Gaża wysokości 1 miliona dolarów, jakiej Tina Turner zażądała za krótki występ 2 kwietnia na uroczystości z okazji 200. rocznicy urodzin Hansa Christiana Andersena, zrujnowała organizatorów tych obchodów.
W środę przyznano oficjalnie, że na wiele planowanych w roku Andersena imprez zabraknie już pieniędzy
Po zapłaceniu amerykańskiej piosenkarce, Duńczykom zabrakło pieniędzy na pozostałe imprezy rocznicowe. A kiedy wysokość gaży za wykonanie dwóch piosenek wyszła na jaw, spokojni zwykle i stateczni Duńczycy zapałali oburzeniem.

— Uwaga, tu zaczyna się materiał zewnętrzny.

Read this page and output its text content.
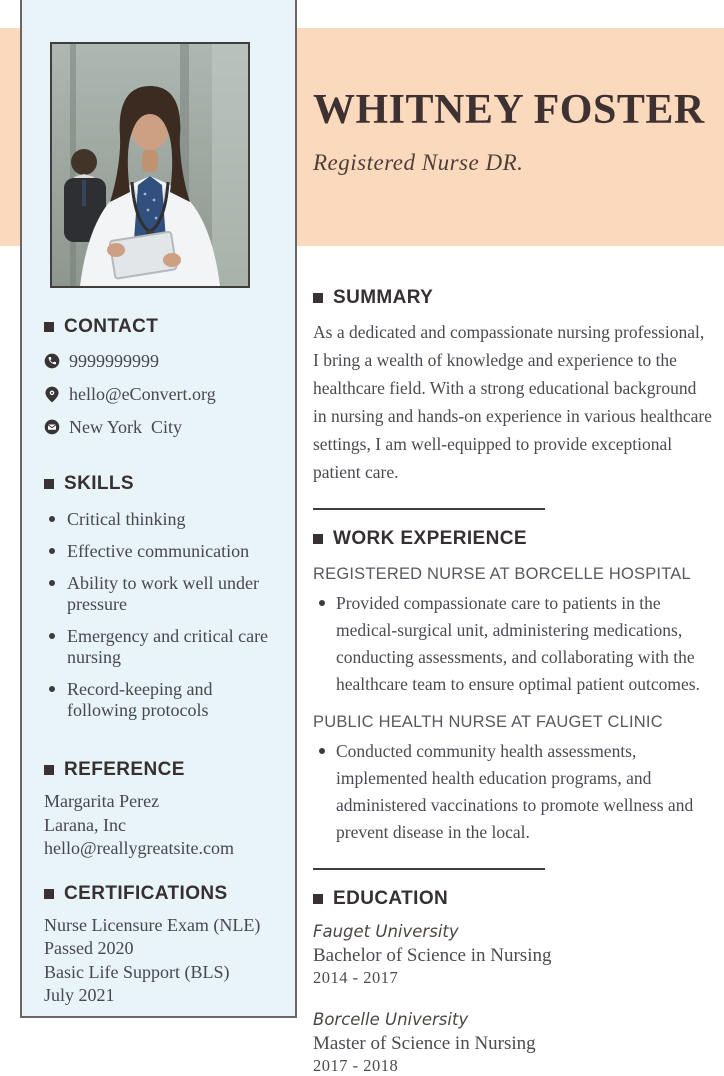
CONTACT
9999999999
hello@eConvert.org
New York  City
SKILLS
Critical thinking
Effective communication
Ability to work well under pressure
Emergency and critical care nursing
Record-keeping and following protocols
REFERENCE
Margarita Perez
Larana, Inc
hello@reallygreatsite.com
CERTIFICATIONS
Nurse Licensure Exam (NLE)
Passed 2020
Basic Life Support (BLS)
July 2021
WHITNEY FOSTER
Registered Nurse DR.
SUMMARY

As a dedicated and compassionate nursing professional, I bring a wealth of knowledge and experience to the healthcare field. With a strong educational background in nursing and hands-on experience in various healthcare settings, I am well-equipped to provide exceptional patient care.

WORK EXPERIENCE
REGISTERED NURSE AT BORCELLE HOSPITAL

Provided compassionate care to patients in the medical-surgical unit, administering medications, conducting assessments, and collaborating with the healthcare team to ensure optimal patient outcomes.

PUBLIC HEALTH NURSE AT FAUGET CLINIC

Conducted community health assessments, implemented health education programs, and administered vaccinations to promote wellness and prevent disease in the local.

EDUCATION
Fauget University
Bachelor of Science in Nursing
2014 - 2017
Borcelle University
Master of Science in Nursing
2017 - 2018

Tina Turner zażądała tak wielkich pieniędzy, ponieważ zaangażowano ją w ostatniej chwili. W środę szef komitetu organizacyjnego obchodów Lars Seeberg przyznał w wypowiedzi dla gazety „Berlingske Tidende”, że „z powodu nieoczekiwanie wysokich honorariów”, a także mniejszych niż oczekiwano opłat za transmisje telewizyjne, trzeba będzie zrezygnować z wielu planowanych uroczystości ku czci słynnego bajkopisarza.
2 kwietnia, podczas uroczystości na kopenhaskim Stadionie Narodowym, Tina Turner pojawiła się na scenie na dziesięć minut, wykonując „Simply the Best” oraz „What's love got to do with it”.